Cosby should not be faulted for devoting his life to eradicating
this problem.
-- unsigned
Jimi Izrael writes, "Good fathers know when children need tough love and when they need an advocate that will fight for them unequivocally, without judgment or reprimand. The young, black and poor need such an advocate -- sooner than later -- not admonition."
The young black have had advocates that choose not to admonish
or reprimand. They have had this in Rev. Jackson, Rev. Sharpton,
and others. This is the problem. This isn't just a problem with
young blacks. Parents make this mistake with their children all of
the time. Just ask any teacher how many times parents confront them
based on their child's misrepresentation of the facts or the
parents perception that their children aren't responsible for their
actions. As a parent of four, I can say unabashedly that children
need advocates who will not only fight for them, but keep them
accountable. When kids can only speak the "black vernacular," and
not something that resembles proper English, then they will fail in
this world, and they need to be told that. They need to be told
that fighting, stealing, and generally bad behavior will damage
their futures. Not everyone has the musical talent to make their
bad behavior the latest style.
-- J.D. Ryan
Your "take" makes sense if you want blacks to victimize themselves as they have been doing.

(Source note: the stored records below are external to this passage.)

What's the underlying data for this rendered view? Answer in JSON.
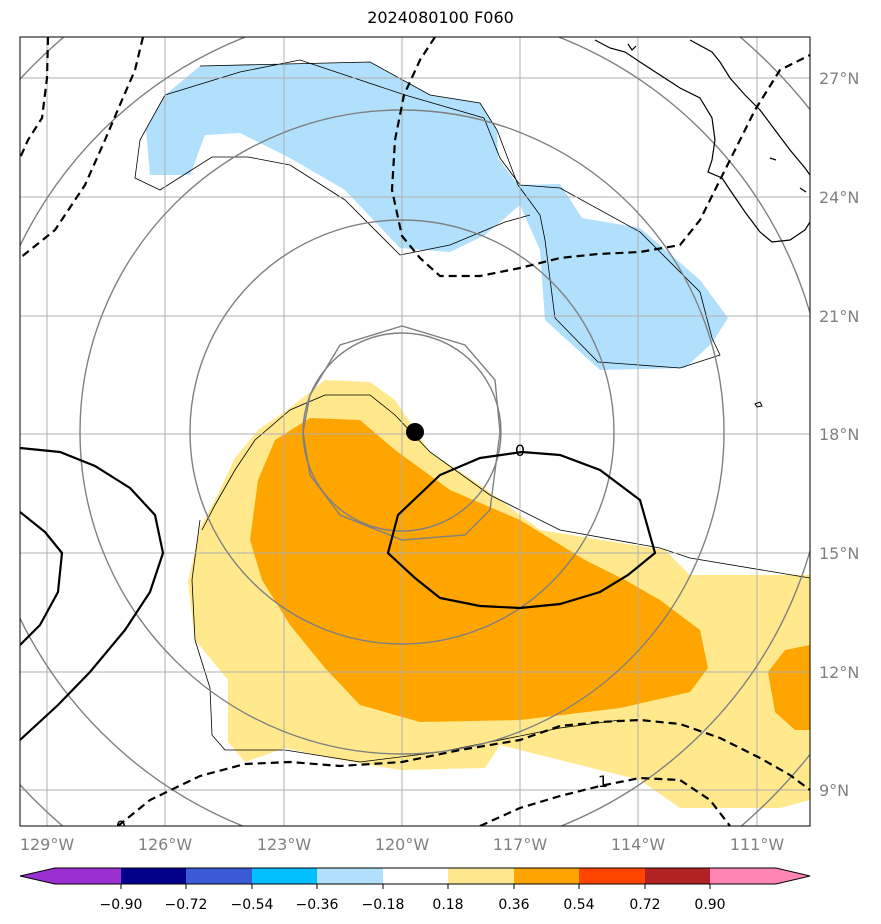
{
  "title": "2024080100 F060",
  "map": {
    "lon_ticks": [
      "129°W",
      "126°W",
      "123°W",
      "120°W",
      "117°W",
      "114°W",
      "111°W"
    ],
    "lat_ticks": [
      "27°N",
      "24°N",
      "21°N",
      "18°N",
      "15°N",
      "12°N",
      "9°N"
    ],
    "contour_labels": [
      "0",
      "1",
      "0"
    ],
    "center_marker": "storm-center"
  },
  "colorbar": {
    "ticks": [
      "−0.90",
      "−0.72",
      "−0.54",
      "−0.36",
      "−0.18",
      "0.18",
      "0.36",
      "0.54",
      "0.72",
      "0.90"
    ],
    "colors": [
      "#9a2fd2",
      "#00008b",
      "#3b5bd6",
      "#00bfff",
      "#b0e0fb",
      "#ffffff",
      "#ffe98c",
      "#ffa500",
      "#ff4500",
      "#b22222",
      "#ff85b4"
    ]
  }
}
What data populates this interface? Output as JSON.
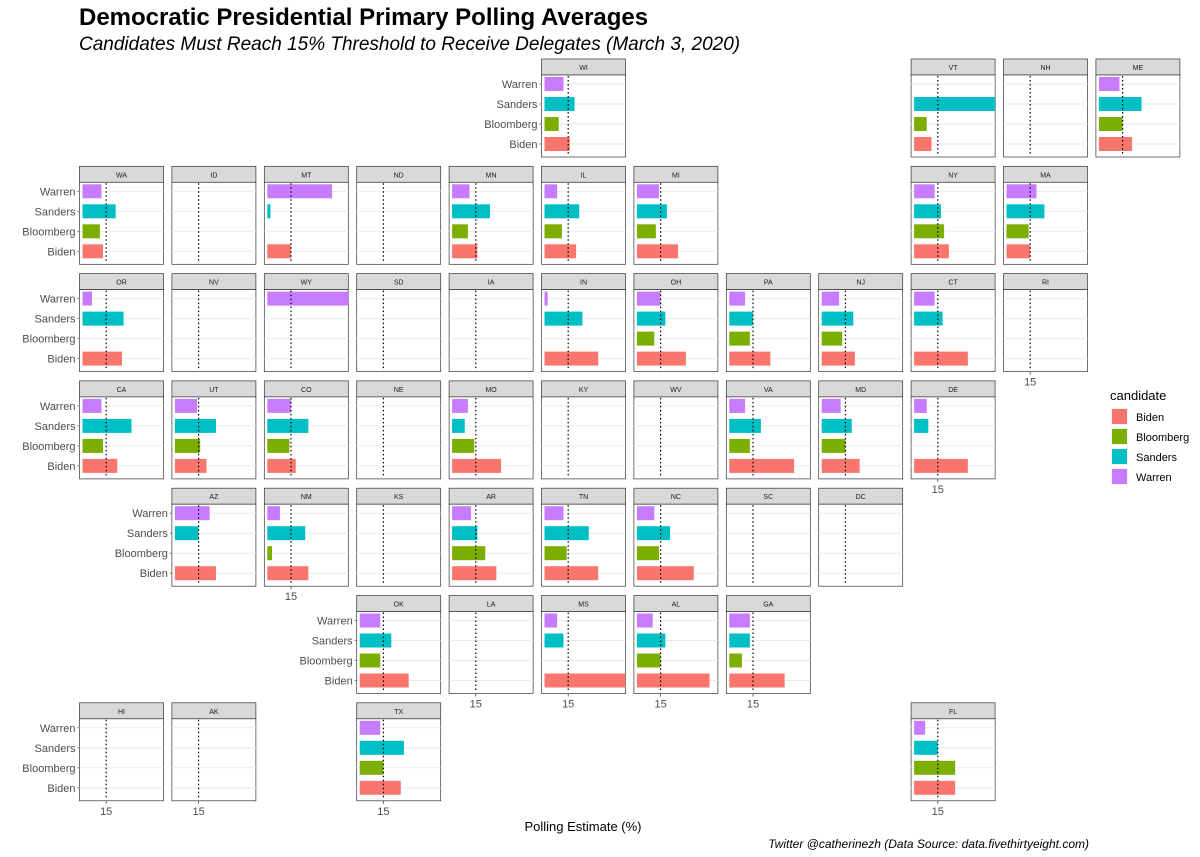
{
  "chart_data": {
    "type": "bar",
    "orientation": "horizontal",
    "title": "Democratic Presidential Primary Polling Averages",
    "subtitle": "Candidates Must Reach 15% Threshold to Receive Delegates (March 3, 2020)",
    "xlabel": "Polling Estimate (%)",
    "caption": "Twitter @catherinezh (Data Source: data.fivethirtyeight.com)",
    "categories": [
      "Warren",
      "Sanders",
      "Bloomberg",
      "Biden"
    ],
    "threshold": 15,
    "threshold_label": "15",
    "xlim": [
      0,
      50
    ],
    "facet_type": "state grid map",
    "legend": {
      "title": "candidate",
      "position": "right",
      "entries": [
        {
          "name": "Biden",
          "color": "#F8766D"
        },
        {
          "name": "Bloomberg",
          "color": "#7CAE00"
        },
        {
          "name": "Sanders",
          "color": "#00BFC4"
        },
        {
          "name": "Warren",
          "color": "#C77CFF"
        }
      ]
    },
    "panels": [
      {
        "state": "WI",
        "row": 0,
        "col": 5,
        "values": {
          "Warren": 12,
          "Sanders": 19,
          "Bloomberg": 9,
          "Biden": 16
        }
      },
      {
        "state": "VT",
        "row": 0,
        "col": 9,
        "values": {
          "Warren": 0,
          "Sanders": 52,
          "Bloomberg": 8,
          "Biden": 11
        }
      },
      {
        "state": "NH",
        "row": 0,
        "col": 10,
        "values": {}
      },
      {
        "state": "ME",
        "row": 0,
        "col": 11,
        "values": {
          "Warren": 13,
          "Sanders": 27,
          "Bloomberg": 15,
          "Biden": 21
        }
      },
      {
        "state": "WA",
        "row": 1,
        "col": 0,
        "values": {
          "Warren": 12,
          "Sanders": 21,
          "Bloomberg": 11,
          "Biden": 13
        }
      },
      {
        "state": "ID",
        "row": 1,
        "col": 1,
        "values": {}
      },
      {
        "state": "MT",
        "row": 1,
        "col": 2,
        "values": {
          "Warren": 41,
          "Sanders": 2,
          "Bloomberg": 0,
          "Biden": 15
        }
      },
      {
        "state": "ND",
        "row": 1,
        "col": 3,
        "values": {}
      },
      {
        "state": "MN",
        "row": 1,
        "col": 4,
        "values": {
          "Warren": 11,
          "Sanders": 24,
          "Bloomberg": 10,
          "Biden": 16
        }
      },
      {
        "state": "IL",
        "row": 1,
        "col": 5,
        "values": {
          "Warren": 8,
          "Sanders": 22,
          "Bloomberg": 11,
          "Biden": 20
        }
      },
      {
        "state": "MI",
        "row": 1,
        "col": 6,
        "values": {
          "Warren": 14,
          "Sanders": 19,
          "Bloomberg": 12,
          "Biden": 26
        }
      },
      {
        "state": "NY",
        "row": 1,
        "col": 9,
        "values": {
          "Warren": 13,
          "Sanders": 17,
          "Bloomberg": 19,
          "Biden": 22
        }
      },
      {
        "state": "MA",
        "row": 1,
        "col": 10,
        "values": {
          "Warren": 19,
          "Sanders": 24,
          "Bloomberg": 14,
          "Biden": 15
        }
      },
      {
        "state": "OR",
        "row": 2,
        "col": 0,
        "values": {
          "Warren": 6,
          "Sanders": 26,
          "Bloomberg": 0,
          "Biden": 25
        }
      },
      {
        "state": "NV",
        "row": 2,
        "col": 1,
        "values": {}
      },
      {
        "state": "WY",
        "row": 2,
        "col": 2,
        "values": {
          "Warren": 86,
          "Sanders": 0,
          "Bloomberg": 0,
          "Biden": 0
        }
      },
      {
        "state": "SD",
        "row": 2,
        "col": 3,
        "values": {}
      },
      {
        "state": "IA",
        "row": 2,
        "col": 4,
        "values": {}
      },
      {
        "state": "IN",
        "row": 2,
        "col": 5,
        "values": {
          "Warren": 2,
          "Sanders": 24,
          "Bloomberg": 0,
          "Biden": 34
        }
      },
      {
        "state": "OH",
        "row": 2,
        "col": 6,
        "values": {
          "Warren": 15,
          "Sanders": 18,
          "Bloomberg": 11,
          "Biden": 31
        }
      },
      {
        "state": "PA",
        "row": 2,
        "col": 7,
        "values": {
          "Warren": 10,
          "Sanders": 15,
          "Bloomberg": 13,
          "Biden": 26
        }
      },
      {
        "state": "NJ",
        "row": 2,
        "col": 8,
        "values": {
          "Warren": 11,
          "Sanders": 20,
          "Bloomberg": 13,
          "Biden": 21
        }
      },
      {
        "state": "CT",
        "row": 2,
        "col": 9,
        "values": {
          "Warren": 13,
          "Sanders": 18,
          "Bloomberg": 0,
          "Biden": 34
        }
      },
      {
        "state": "RI",
        "row": 2,
        "col": 10,
        "values": {},
        "show_x_axis": true
      },
      {
        "state": "CA",
        "row": 3,
        "col": 0,
        "values": {
          "Warren": 12,
          "Sanders": 31,
          "Bloomberg": 13,
          "Biden": 22
        }
      },
      {
        "state": "UT",
        "row": 3,
        "col": 1,
        "values": {
          "Warren": 14,
          "Sanders": 26,
          "Bloomberg": 16,
          "Biden": 20
        }
      },
      {
        "state": "CO",
        "row": 3,
        "col": 2,
        "values": {
          "Warren": 15,
          "Sanders": 26,
          "Bloomberg": 14,
          "Biden": 18
        }
      },
      {
        "state": "NE",
        "row": 3,
        "col": 3,
        "values": {}
      },
      {
        "state": "MO",
        "row": 3,
        "col": 4,
        "values": {
          "Warren": 10,
          "Sanders": 8,
          "Bloomberg": 14,
          "Biden": 31
        }
      },
      {
        "state": "KY",
        "row": 3,
        "col": 5,
        "values": {}
      },
      {
        "state": "WV",
        "row": 3,
        "col": 6,
        "values": {}
      },
      {
        "state": "VA",
        "row": 3,
        "col": 7,
        "values": {
          "Warren": 10,
          "Sanders": 20,
          "Bloomberg": 13,
          "Biden": 41
        }
      },
      {
        "state": "MD",
        "row": 3,
        "col": 8,
        "values": {
          "Warren": 12,
          "Sanders": 19,
          "Bloomberg": 15,
          "Biden": 24
        }
      },
      {
        "state": "DE",
        "row": 3,
        "col": 9,
        "values": {
          "Warren": 8,
          "Sanders": 9,
          "Bloomberg": 0,
          "Biden": 34
        },
        "show_x_axis": true
      },
      {
        "state": "AZ",
        "row": 4,
        "col": 1,
        "values": {
          "Warren": 22,
          "Sanders": 15,
          "Bloomberg": 0,
          "Biden": 26
        }
      },
      {
        "state": "NM",
        "row": 4,
        "col": 2,
        "values": {
          "Warren": 8,
          "Sanders": 24,
          "Bloomberg": 3,
          "Biden": 26
        },
        "show_x_axis": true
      },
      {
        "state": "KS",
        "row": 4,
        "col": 3,
        "values": {}
      },
      {
        "state": "AR",
        "row": 4,
        "col": 4,
        "values": {
          "Warren": 12,
          "Sanders": 16,
          "Bloomberg": 21,
          "Biden": 28
        }
      },
      {
        "state": "TN",
        "row": 4,
        "col": 5,
        "values": {
          "Warren": 12,
          "Sanders": 28,
          "Bloomberg": 14,
          "Biden": 34
        }
      },
      {
        "state": "NC",
        "row": 4,
        "col": 6,
        "values": {
          "Warren": 11,
          "Sanders": 21,
          "Bloomberg": 14,
          "Biden": 36
        }
      },
      {
        "state": "SC",
        "row": 4,
        "col": 7,
        "values": {}
      },
      {
        "state": "DC",
        "row": 4,
        "col": 8,
        "values": {}
      },
      {
        "state": "OK",
        "row": 5,
        "col": 3,
        "values": {
          "Warren": 13,
          "Sanders": 20,
          "Bloomberg": 13,
          "Biden": 31
        }
      },
      {
        "state": "LA",
        "row": 5,
        "col": 4,
        "values": {},
        "show_x_axis": true
      },
      {
        "state": "MS",
        "row": 5,
        "col": 5,
        "values": {
          "Warren": 8,
          "Sanders": 12,
          "Bloomberg": 0,
          "Biden": 52
        },
        "show_x_axis": true
      },
      {
        "state": "AL",
        "row": 5,
        "col": 6,
        "values": {
          "Warren": 10,
          "Sanders": 18,
          "Bloomberg": 15,
          "Biden": 46
        },
        "show_x_axis": true
      },
      {
        "state": "GA",
        "row": 5,
        "col": 7,
        "values": {
          "Warren": 13,
          "Sanders": 13,
          "Bloomberg": 8,
          "Biden": 35
        },
        "show_x_axis": true
      },
      {
        "state": "HI",
        "row": 6,
        "col": 0,
        "values": {},
        "show_x_axis": true
      },
      {
        "state": "AK",
        "row": 6,
        "col": 1,
        "values": {},
        "show_x_axis": true
      },
      {
        "state": "TX",
        "row": 6,
        "col": 3,
        "values": {
          "Warren": 13,
          "Sanders": 28,
          "Bloomberg": 15,
          "Biden": 26
        },
        "show_x_axis": true
      },
      {
        "state": "FL",
        "row": 6,
        "col": 9,
        "values": {
          "Warren": 7,
          "Sanders": 15,
          "Bloomberg": 26,
          "Biden": 26
        },
        "show_x_axis": true
      }
    ]
  }
}
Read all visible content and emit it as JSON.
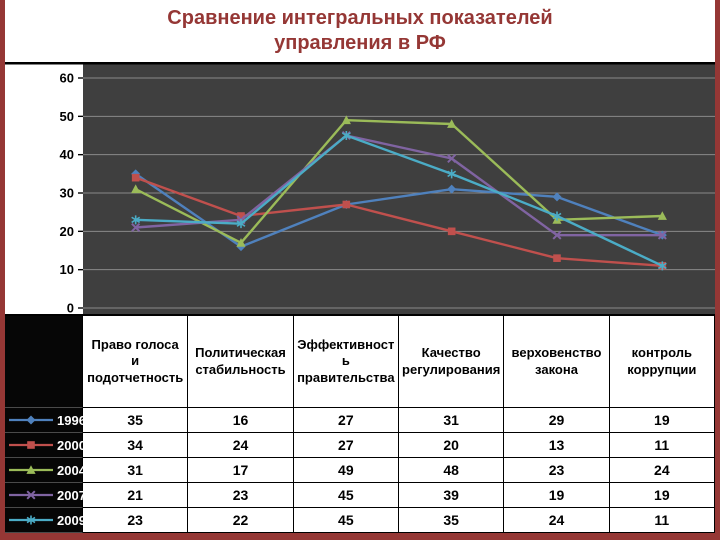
{
  "title": {
    "line1": "Сравнение интегральных показателей",
    "line2": "управления в РФ"
  },
  "colors": {
    "title_text": "#953735",
    "page_border": "#953735",
    "plot_background": "#3f3f3f",
    "gridline": "#8a8a8a",
    "axis_text": "#000000",
    "table_cell_background": "#ffffff",
    "table_text": "#000000",
    "legend_cell_background": "#060606",
    "legend_text": "#ffffff"
  },
  "chart_data": {
    "type": "line",
    "title": "Сравнение интегральных показателей управления в РФ",
    "categories": [
      "Право голоса и подотчетность",
      "Политическая стабильность",
      "Эффективность правительства",
      "Качество регулирования",
      "верховенство закона",
      "контроль коррупции"
    ],
    "series": [
      {
        "name": "1996",
        "color": "#4F81BD",
        "marker": "diamond",
        "values": [
          35,
          16,
          27,
          31,
          29,
          19
        ]
      },
      {
        "name": "2000",
        "color": "#C0504D",
        "marker": "square",
        "values": [
          34,
          24,
          27,
          20,
          13,
          11
        ]
      },
      {
        "name": "2004",
        "color": "#9BBB59",
        "marker": "triangle",
        "values": [
          31,
          17,
          49,
          48,
          23,
          24
        ]
      },
      {
        "name": "2007",
        "color": "#8064A2",
        "marker": "x",
        "values": [
          21,
          23,
          45,
          39,
          19,
          19
        ]
      },
      {
        "name": "2009",
        "color": "#4BACC6",
        "marker": "asterisk",
        "values": [
          23,
          22,
          45,
          35,
          24,
          11
        ]
      }
    ],
    "ylim": [
      0,
      60
    ],
    "ytick_step": 10,
    "yticks": [
      0,
      10,
      20,
      30,
      40,
      50,
      60
    ],
    "grid": true,
    "legend_position": "table-left",
    "data_table_shown": true
  }
}
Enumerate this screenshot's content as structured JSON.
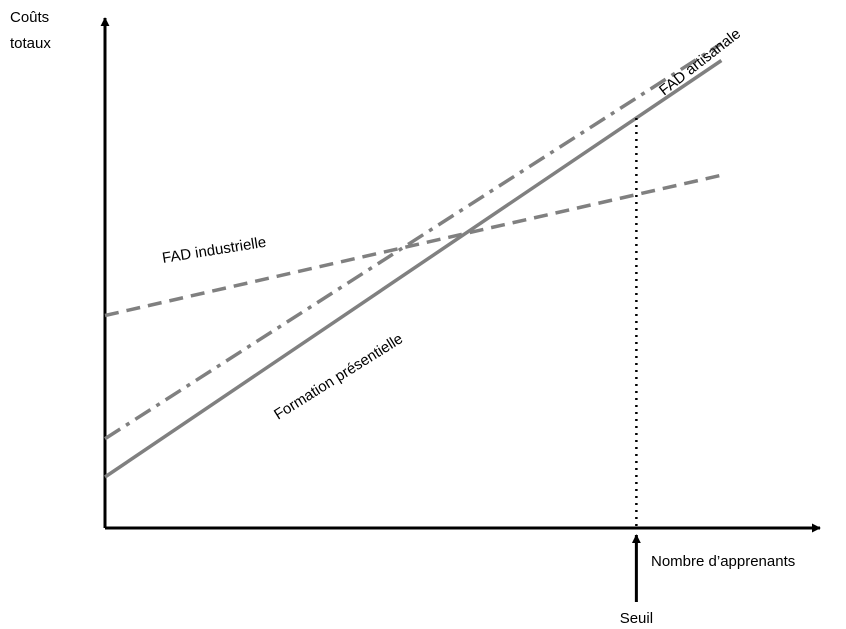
{
  "chart_data": {
    "type": "line",
    "title": "",
    "ylabel_lines": [
      "Coûts",
      "totaux"
    ],
    "xlabel": "Nombre d’apprenants",
    "threshold": {
      "label": "Seuil",
      "x": 1.0
    },
    "xlim": [
      0,
      1.16
    ],
    "ylim": [
      0,
      1.2
    ],
    "axis_ticks": "none",
    "grid": false,
    "legend": "none",
    "series": [
      {
        "name": "FAD industrielle",
        "style": "dashed",
        "color": "#808080",
        "x": [
          0,
          1.16
        ],
        "y": [
          0.5,
          0.83
        ]
      },
      {
        "name": "FAD artisanale",
        "style": "dash-dot",
        "color": "#808080",
        "x": [
          0,
          1.16
        ],
        "y": [
          0.21,
          1.14
        ]
      },
      {
        "name": "Formation présentielle",
        "style": "solid",
        "color": "#808080",
        "x": [
          0,
          1.16
        ],
        "y": [
          0.12,
          1.1
        ]
      }
    ]
  }
}
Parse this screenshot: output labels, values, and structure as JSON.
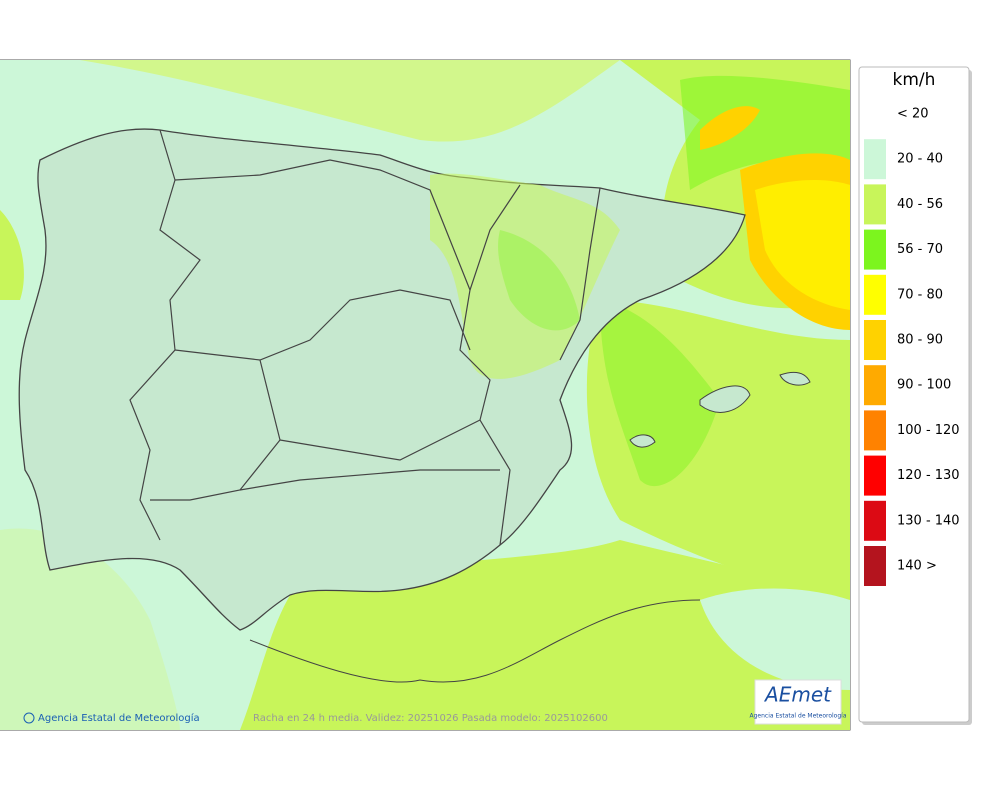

Cosby is right. Blacks are their own worst enemy. They seek victimhood and wallow in it while falsely accusing others of racism and discrimination.
It is past time for blacks to quit setting themselves apart, and
it's counterproductive too.
-- G.B. Hall
Marietta, Georgia
I was waiting for a response such as this one to the Cosby speech.
I seriously doubt that Mr. Cosby has forgotten what it is like to
be young, black, and poor in today's America. I strongly suspect
that he remembers all too well. Mr. izrael's problem with Mr.
Cosby's observations would seem to be that Mr. Cosby also remembers
what it takes to alleviate that poverty. His refusal to pander to
professional Black Men such as Mr. izrael, Mr. Jackson, Mr. Mfume,
et al. is what irks. Way back when "acting white" became the worst
sin a black teenager could commit, it became obvious that many
Blacks were going to look for another way out of the poverty that
Mr. izrael talked about. The fact that asinine dress fads,
ridiculous coded speech, and rampant irresponsible promiscuity
would only deeper entrench black youth in the aforementioned
poverty became something that "Black Leaders" were never to talk
about. No! Affirmative Action Quotas, WIC Fund, Section 8 housing,
AFDC handouts, General Relief, and Welfare. These were the beacons
that would lead the black man out of poverty. Talk about
plantations, here is the granddaddy of them all, and it is being
maintained by "Black Leaders," "Community Activists" and
"journalists" like Mr. izrael.
-- Joseph Baum
Newton Falls, Ohio
Jimi "Hendrix" Izrael, in his criticism of Bill Cosby's views regarding the state of the poor black youth of America, falls into the same trap that the liberal apologists, both black and white, in this country always do. For a political block that considers themselves so much more enlightened than their slovenly uneducated conservative counterparts, their myopic view on how to address this problem boggles the mind.
Bill Cosby, and Tom Sowell for that matter, are refreshing voices that take the "black" out of the equation and examine the causes and effects based on the destructive behavior they witness. Like most conservative postures, it's not about excuses (there are no opportunities for poor urban blacks) but about creating opportunities. That is difficult to do when the family has been blown apart from it's traditional role. Instead of making excuses like the traditional black leaders, Cosby logically points out the flaws in the fabric that the typical black urban child is raised under, and to address the bigger issues of achievement, we must first fix the attitudes that begin at home.
How does Izrael square his observation that Cosby is out of touch -- "Like so many of his generation -- people who obviously never been young, poor, or made a single bad choice--....while failing to see the broken legacy he and his kind have left behind" -- with the fact that Cosby did have a poor urban upbringing in Philadelphia?